Polynomials? That sounds familiar!

Other problems I found interesting:

1. And you thought limits were always easy

2. A fun problem - Find the formula of number of functions from a power set to another set

did any one get a seat in CMI (i got one wihtout interview) i solved nearly 6 of the ques....

Part (a): Proving the existence and uniqueness of ${b_i}$:

Let $f(x)= c_0 +c_1x +c_2x^2+...+c_nx^n$ and take note of the fact that:

$p_n(x)= \dbinom{x}{n}(x-n)$. Since $p_0(x)=1$, we may write:

$\sum_{0 \le i \le n}(b_i)(p_i(x)) = (b_0)+ \sum_{1 \le i \le n}(b_i)(p_i(x))$

Expanding $\sum_{1 \le i \le n}(b_i)(p_i(x))$: (Without loss of generality, assume $\sum_{1 \le i \le n}(b_i)(p_i(x))$= $\sum_{i=1}^{n}(b_i)(p_i(x))$)

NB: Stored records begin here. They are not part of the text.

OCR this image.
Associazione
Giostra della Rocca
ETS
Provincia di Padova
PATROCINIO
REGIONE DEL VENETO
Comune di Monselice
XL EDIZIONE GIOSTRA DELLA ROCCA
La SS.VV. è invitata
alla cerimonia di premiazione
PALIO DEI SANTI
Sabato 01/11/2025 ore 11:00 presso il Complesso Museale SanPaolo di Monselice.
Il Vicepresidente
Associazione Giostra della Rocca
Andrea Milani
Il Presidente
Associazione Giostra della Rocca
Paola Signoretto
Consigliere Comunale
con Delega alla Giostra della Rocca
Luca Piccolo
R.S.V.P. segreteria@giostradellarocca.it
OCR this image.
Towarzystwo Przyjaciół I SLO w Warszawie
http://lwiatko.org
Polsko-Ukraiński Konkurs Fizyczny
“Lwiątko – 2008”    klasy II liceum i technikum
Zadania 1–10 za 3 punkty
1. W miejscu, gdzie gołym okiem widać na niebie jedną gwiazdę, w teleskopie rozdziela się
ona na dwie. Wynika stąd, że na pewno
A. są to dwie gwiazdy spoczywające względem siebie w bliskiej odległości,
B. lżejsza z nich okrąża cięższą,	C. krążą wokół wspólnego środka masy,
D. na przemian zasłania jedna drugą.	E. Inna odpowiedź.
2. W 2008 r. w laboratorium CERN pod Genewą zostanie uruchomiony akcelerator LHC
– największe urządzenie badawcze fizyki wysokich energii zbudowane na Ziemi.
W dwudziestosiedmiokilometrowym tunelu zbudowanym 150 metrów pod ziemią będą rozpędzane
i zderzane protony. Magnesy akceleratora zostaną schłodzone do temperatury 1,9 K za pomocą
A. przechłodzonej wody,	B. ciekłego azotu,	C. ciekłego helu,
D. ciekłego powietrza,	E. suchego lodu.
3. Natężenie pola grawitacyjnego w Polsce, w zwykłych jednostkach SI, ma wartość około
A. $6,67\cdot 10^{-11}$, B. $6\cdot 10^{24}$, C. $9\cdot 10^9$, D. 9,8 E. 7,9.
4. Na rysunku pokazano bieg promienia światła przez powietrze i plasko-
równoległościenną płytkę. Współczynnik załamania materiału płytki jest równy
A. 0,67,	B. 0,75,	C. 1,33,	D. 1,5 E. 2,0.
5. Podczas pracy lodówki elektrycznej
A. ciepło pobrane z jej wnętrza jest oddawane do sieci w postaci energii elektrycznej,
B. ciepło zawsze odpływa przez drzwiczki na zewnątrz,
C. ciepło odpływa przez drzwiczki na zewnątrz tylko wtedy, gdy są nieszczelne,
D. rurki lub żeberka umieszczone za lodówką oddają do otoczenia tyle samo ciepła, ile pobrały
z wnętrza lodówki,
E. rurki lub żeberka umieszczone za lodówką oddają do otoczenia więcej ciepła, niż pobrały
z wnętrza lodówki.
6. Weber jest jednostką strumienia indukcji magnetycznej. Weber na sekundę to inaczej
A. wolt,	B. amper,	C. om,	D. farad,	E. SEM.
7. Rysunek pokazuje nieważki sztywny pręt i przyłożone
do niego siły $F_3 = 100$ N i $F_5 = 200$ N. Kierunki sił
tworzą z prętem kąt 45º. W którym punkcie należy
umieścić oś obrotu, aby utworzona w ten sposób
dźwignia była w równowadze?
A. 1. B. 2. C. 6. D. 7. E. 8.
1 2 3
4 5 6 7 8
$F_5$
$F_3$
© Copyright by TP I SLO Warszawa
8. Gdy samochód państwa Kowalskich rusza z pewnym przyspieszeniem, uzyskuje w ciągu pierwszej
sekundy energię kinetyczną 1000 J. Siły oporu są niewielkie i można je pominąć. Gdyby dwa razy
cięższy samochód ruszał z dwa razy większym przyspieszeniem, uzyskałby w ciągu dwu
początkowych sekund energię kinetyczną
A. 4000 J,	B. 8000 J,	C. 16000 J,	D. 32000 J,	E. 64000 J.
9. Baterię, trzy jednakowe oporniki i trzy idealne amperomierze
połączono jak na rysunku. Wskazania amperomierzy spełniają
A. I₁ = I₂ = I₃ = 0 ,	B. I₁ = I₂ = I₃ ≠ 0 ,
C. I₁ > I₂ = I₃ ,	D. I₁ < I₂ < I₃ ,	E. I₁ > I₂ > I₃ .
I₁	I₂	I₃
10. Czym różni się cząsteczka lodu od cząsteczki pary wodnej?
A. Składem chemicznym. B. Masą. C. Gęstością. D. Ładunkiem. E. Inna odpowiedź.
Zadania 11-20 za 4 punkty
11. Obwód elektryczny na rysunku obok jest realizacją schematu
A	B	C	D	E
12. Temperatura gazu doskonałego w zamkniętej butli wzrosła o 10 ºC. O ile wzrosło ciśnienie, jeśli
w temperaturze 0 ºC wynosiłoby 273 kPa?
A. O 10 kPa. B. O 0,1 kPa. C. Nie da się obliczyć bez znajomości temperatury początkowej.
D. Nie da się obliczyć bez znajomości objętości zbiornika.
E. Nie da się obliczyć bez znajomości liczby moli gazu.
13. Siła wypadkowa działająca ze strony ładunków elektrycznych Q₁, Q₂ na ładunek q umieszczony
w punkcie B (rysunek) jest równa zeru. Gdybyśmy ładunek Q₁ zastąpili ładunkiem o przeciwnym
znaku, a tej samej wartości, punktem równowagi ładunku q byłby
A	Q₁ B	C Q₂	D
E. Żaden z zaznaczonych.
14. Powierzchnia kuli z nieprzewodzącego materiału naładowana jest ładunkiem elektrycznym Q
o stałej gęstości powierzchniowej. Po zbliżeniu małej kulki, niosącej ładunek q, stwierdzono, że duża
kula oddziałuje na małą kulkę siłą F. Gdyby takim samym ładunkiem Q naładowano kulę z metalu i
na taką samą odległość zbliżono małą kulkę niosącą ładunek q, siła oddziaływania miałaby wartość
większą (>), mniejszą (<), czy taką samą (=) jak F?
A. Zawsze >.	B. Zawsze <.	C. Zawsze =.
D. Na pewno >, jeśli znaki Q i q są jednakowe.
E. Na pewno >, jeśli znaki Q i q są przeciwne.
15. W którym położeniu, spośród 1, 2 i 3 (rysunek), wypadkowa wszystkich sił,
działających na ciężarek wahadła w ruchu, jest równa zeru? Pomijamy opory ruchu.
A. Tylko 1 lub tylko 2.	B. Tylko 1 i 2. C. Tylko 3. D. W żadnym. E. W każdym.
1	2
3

$\sum_{i=1}^{n}(b_i)(p_i(x))$)= $b_1(x^2-x)+\frac{b_2}{2}(x^3-3x^2+2x)+\frac{b_3}{6}(x^4-6x^3+11x^2-6x)+\frac{b_4}{24}(x^5-10x^4+35x^3-50x^2+24x)+... +\frac{b_nx!(x-n)}{n!(x-n)!}$

Equating coefficients of f(x), $c_i$, with those of $\sum_{i=1}^{n}(b_i)(p_i(x))$):

$c_0=b_0$

$c_1=-b_1+b_2-b_3+b_4+....=\sum_{i=1}^{n}(-1)^ib_i$

$c_2=b_1-\frac{3}{2}b_2+\frac{11}{6}b_3-\frac{50}{24}b_4+....$

$c_3= \frac{b_2}{2} - b_3 +\frac{35}{24}b_4-....$

$c_4= \frac{b_3}{6} - \frac{10}{24}b_4+.....$

$c_5= \frac{b_4}{24}+....$

This is a linear system of n equations (excluding $c_0=b_0$) in n unknowns. Therefore, we may construct an n x n matrix A such that: $A\vec{b}=\vec{c}$, where $\vec{b}$ contains all $b_i$ and $\vec{c}$ contains all $c_i$. $A=$

$\begin{pmatrix} -1 & 1 & -1&...&\alpha_1 \\ 1 & \frac{-3}{2} & \frac{11}{6}&...&\alpha_2 \\ 0 & \frac{1}{2} & -1&...&\alpha_3\\ 0&0&\frac{1}{6}&...&\alpha_4\\ .&.&.&.&.\\ .&.&.&.&.\\ .&.&.&.&.\\ 0&0&0&....&\alpha_n\\ \end{pmatrix}$

$A\vec{b}=\vec{c}$ has a unique solution if and only if A is an invertible matrix. A is invertible if and only if $det(A)\neq 0$. Then $A\vec{b}=\vec{c}$ has a unique solution if and only if $det(A)\neq 0$. If we use Gaussian Elimination to reduce A, that is, if we add line (1) to line (2), then line (2) to line (3), then line (3) to line (4), etc. we see that A will be reduced to an upper triangular matrix with every term on the main diagonal of A of the form: $A_{ji}=\frac{-1}{i!}$, where i corresponds to the column number of $A_{ji}$. Hence $det(A)=\prod_{i=1}^n\frac{-1}{i!}$.

Since $det(A)=\prod_{i=1}^n\frac{-1}{i!}$ and $i\ge1$, $det(A)\neq 0$. Then A is invertible and $A\vec{b}=\vec{c}$ has a unique solution, hence $\vec{b}=A^{-1}\vec{c}$, which of course exists. This proves the existence of $b_i$ but does not prove the uniqueness of all $b_i$. We will now proceed to prove this.

Let $A_{ji}^{-1}$ denote the element of $A^{-1}$ in the $j^{th}$ row and $i^{th}$ column. Since $\vec{b}=A^{-1}\vec{c}$, we have:

$b_n=A_{n1}^{-1}c_1 + A_{n2}^{-1}c_2+A_{n3}^{-1}c_3+...+A_{nn}^{-1}c_n$

Suppose $\exists$ $b_i$ such that $b_i=b_n$ but $i \neq n$, i.e. suppose all $b_i$ are not unique. Then, since $b_n$ is described by the above equation:

$A_{i1}^{-1}c_1=A_{n1}^{-1}c_1$

$A_{i2}^{-1}c_2=A_{n2}^{-1}c_2$

$A_{i3}^{-1}c_3=A_{n3}^{-1}c_3$

And in general: $A_{in}^{-1}c_n=A_{nn}^{-1}c_n$ $\Rightarrow$ $A_{in}^{-1}=A_{nn}^{-1}$

If $A_{in}^{-1}=A_{nn}^{-1}$ and $i \neq n$, then $A^{-1}$ contains at least two identical rows, which implies $det(A^{-1})=0$. Then $A^{-1}$ is not invertible, which is impossible because $(A^{-1})^{-1}=A$. This is a contradiction, hence we are forced to conclude that all $b_i$ are unique. Part (b) coming soon.

QED

Note that the polynomials $P_i(x), 0\leq i \leq n$ have increasing degrees and hence they are linearly independent in the vector space of polynomials of degree $n$. Hence they form a basis and the proof for the first part follows.

Solved this one. Nice question.